Que s'est-il passé dans ce fourgon ? La police fait tout pour accréditer la thèse du décès par négligence ou par accident. Elle fait tout pour ne pas donner d'arguments aux manifestants contre les violences policières.

Mais ces informations données au compte-gouttes par les autorités ne satisfont pas les avocats de la famille Gray, qui rejettent les premières conclusions de l'enquête interne. Comment le prisonnier a-t-il pu se briser le cou seul dans le fourgon de police, sans que les officiers interviennent ? Il faut, disent-ils, reconnaître l'homicide volontaire.


■ Le couvre-feu fait souffrir le commerce

L’association des commerçants du centre ville de Baltimore a envoyé une lettre à la mairie pour demander une suspension du couvre-feu. Car aux dégâts dus aux émeutes et aux pillages, aux manifestations quotidiennes devant le poste de police et la mairie qui perturbent l’activité, à tous ces tracas s’ajoute désormais une crise économique liée à l’état d’urgence.

Baltimore est une métropole de 600 000 habitants, une ville touristique de la côte est des Etats-Unis. Les industries, les commerces ne peuvent se permettre de cesser toute activité de 22h à 5h, explique cette lettre, et c’est pourtant la règle. Les bars et restaurants doivent fermer, les congrès sont annulés, les manifestations sportives aussi, et lorsqu’elles ont lieu c’est à huis clos.

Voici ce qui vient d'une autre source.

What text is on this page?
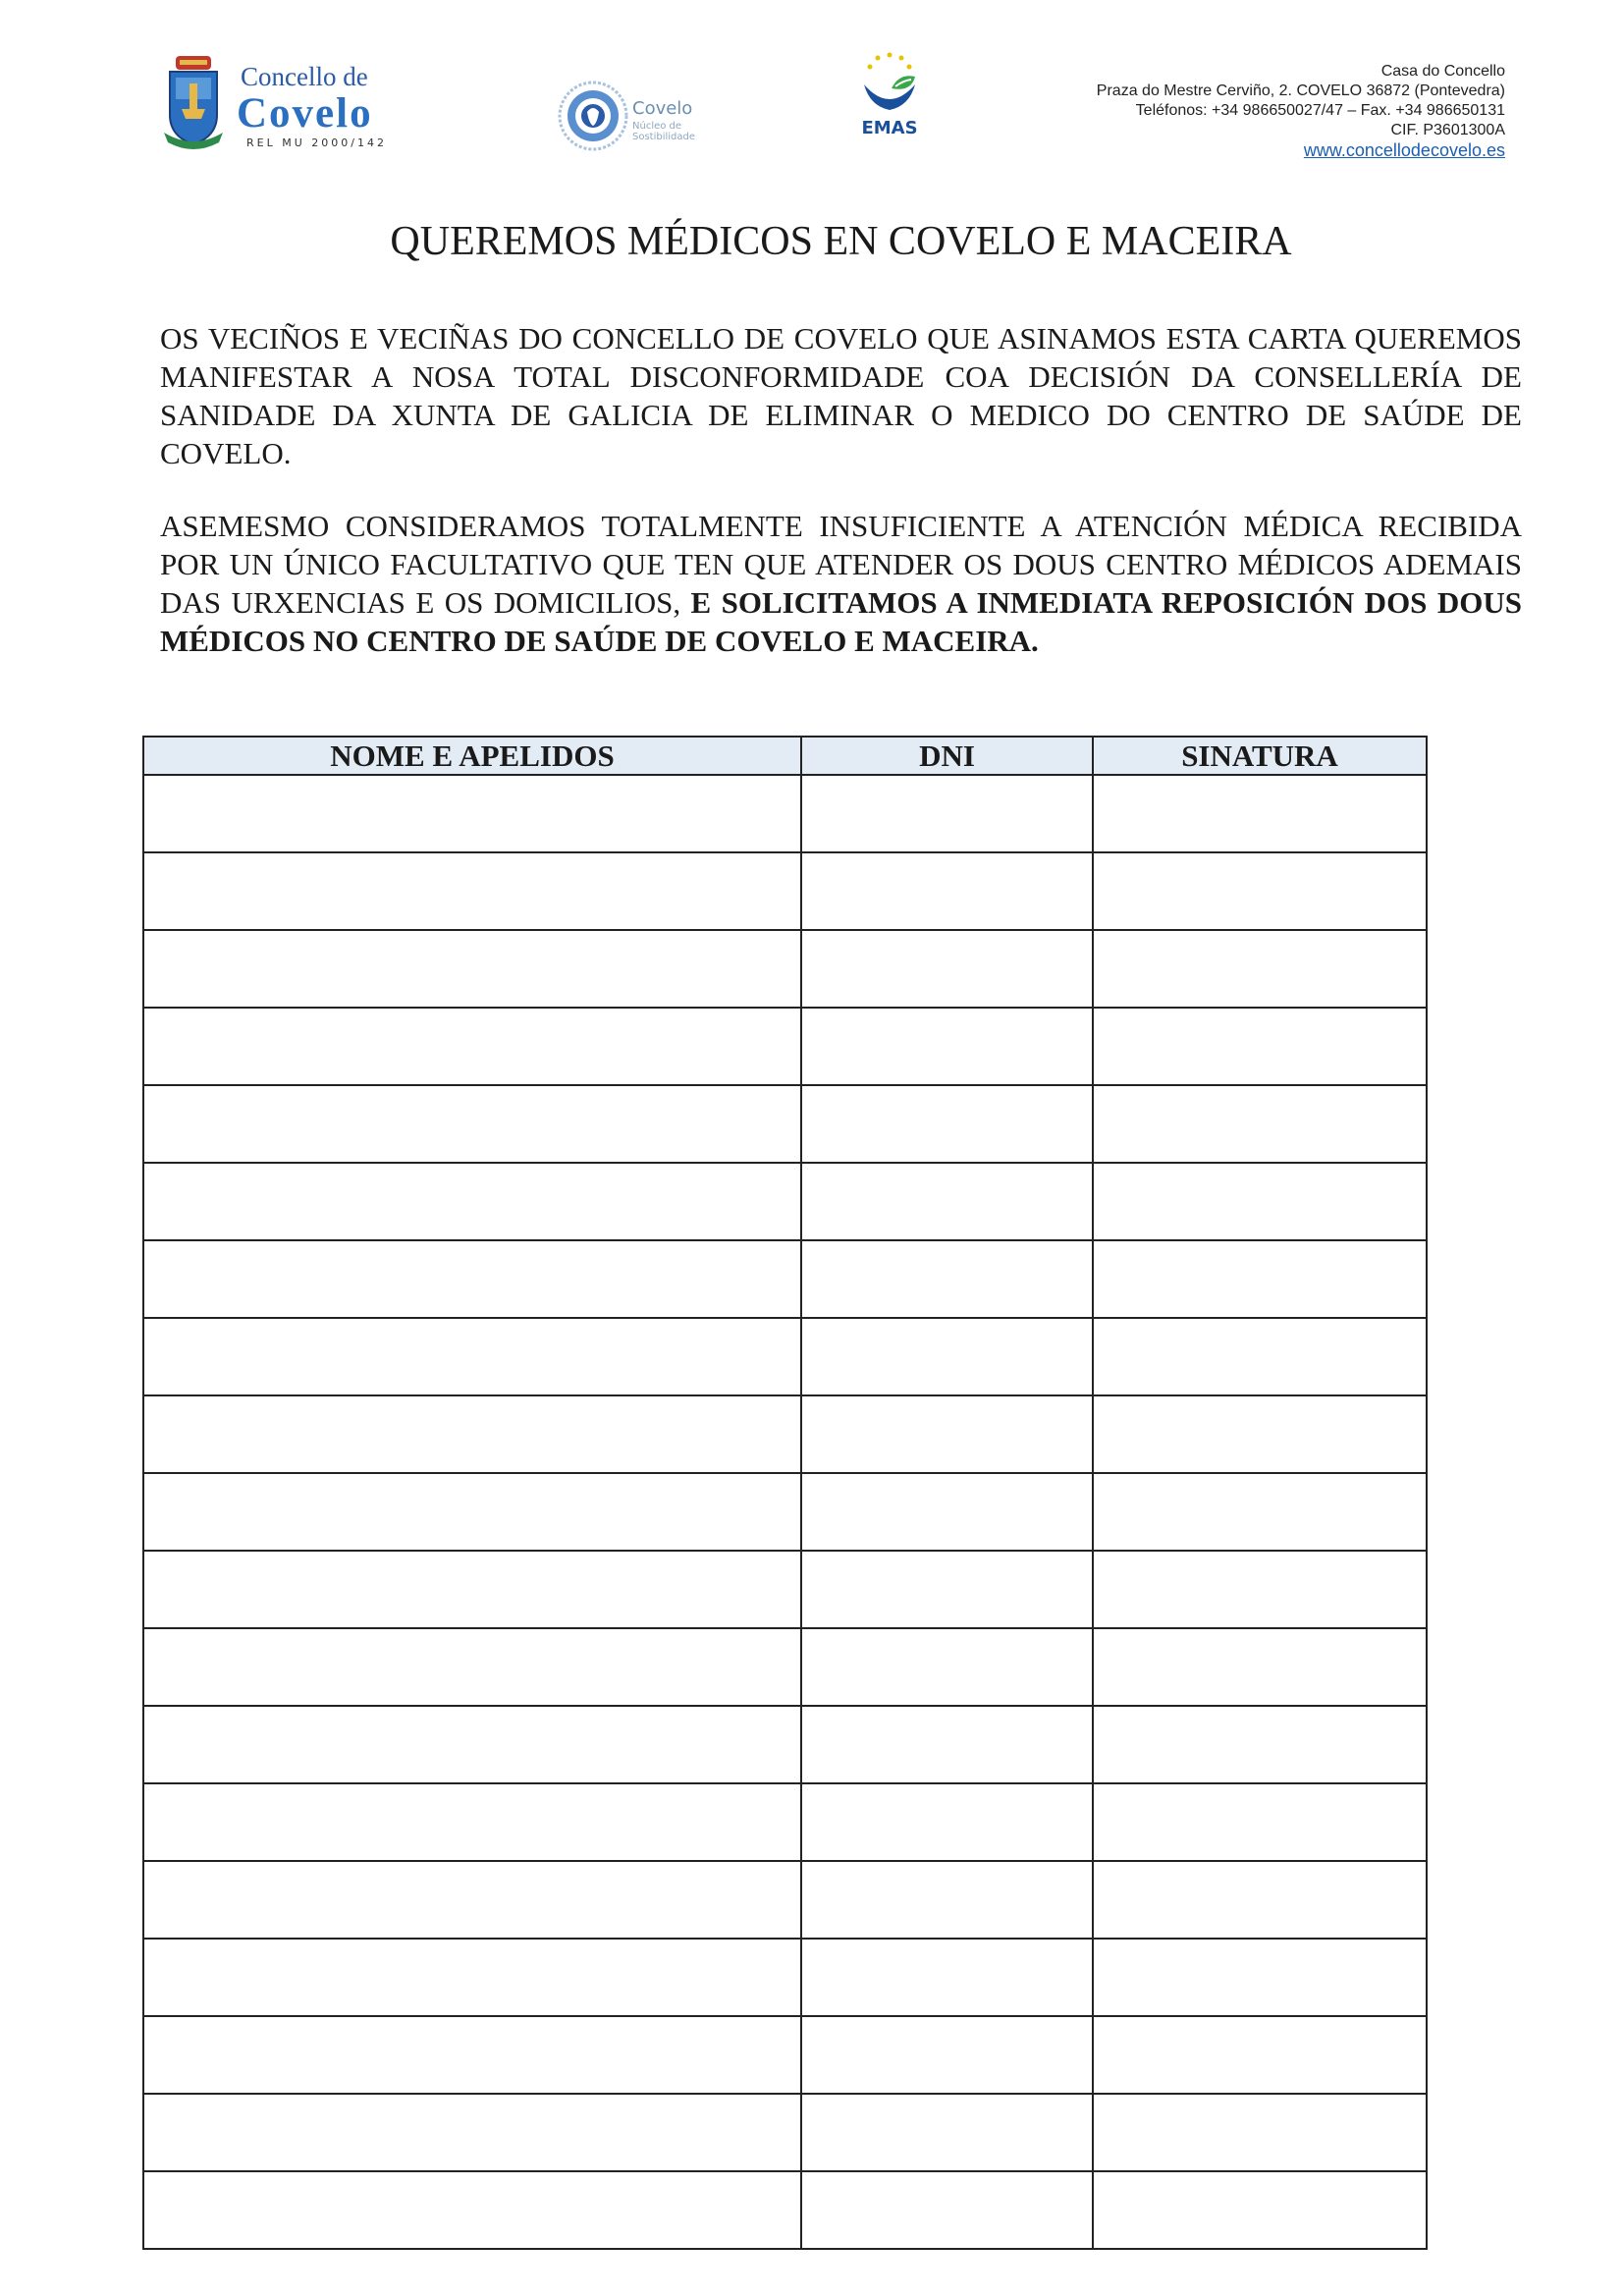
Concello de
Covelo
REL MU 2000/142
Covelo
Núcleo de
Sostibilidade	EMAS
Casa do Concello
Praza do Mestre Cerviño, 2. COVELO 36872 (Pontevedra)
Teléfonos: +34 986650027/47 – Fax. +34 986650131
CIF. P3601300A
www.concellodecovelo.es
QUEREMOS MÉDICOS EN COVELO E MACEIRA
OS VECIÑOS E VECIÑAS DO CONCELLO DE COVELO QUE ASINAMOS ESTA CARTA QUEREMOS MANIFESTAR A NOSA TOTAL DISCONFORMIDADE COA DECISIÓN DA CONSELLERÍA DE SANIDADE DA XUNTA DE GALICIA DE ELIMINAR O MEDICO DO CENTRO DE SAÚDE DE COVELO.
ASEMESMO CONSIDERAMOS TOTALMENTE INSUFICIENTE A ATENCIÓN MÉDICA RECIBIDA POR UN ÚNICO FACULTATIVO QUE TEN QUE ATENDER OS DOUS CENTRO MÉDICOS ADEMAIS DAS URXENCIAS E OS DOMICILIOS, E SOLICITAMOS A INMEDIATA REPOSICIÓN DOS DOUS MÉDICOS NO CENTRO DE SAÚDE DE COVELO E MACEIRA.
NOME E APELIDOS	DNI	SINATURA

L’association des commerçants affirme dans sa missive que certains d’entre eux ne pourront pas payer leur loyer à la fin du mois et qu’ils ont mis au chômage des dizaines d’employés. Le bilan économique, disent-ils, sera catastrophique. Mais pour l’instant, la mairie ne souhaite pas revenir sur sa décision. Baltimore reste sous couvre-feu, la ville doit s’éteindre à 22h, alors que la mobilisation ne faiblit pas. De nouveaux rassemblements sont prévus ce week-end.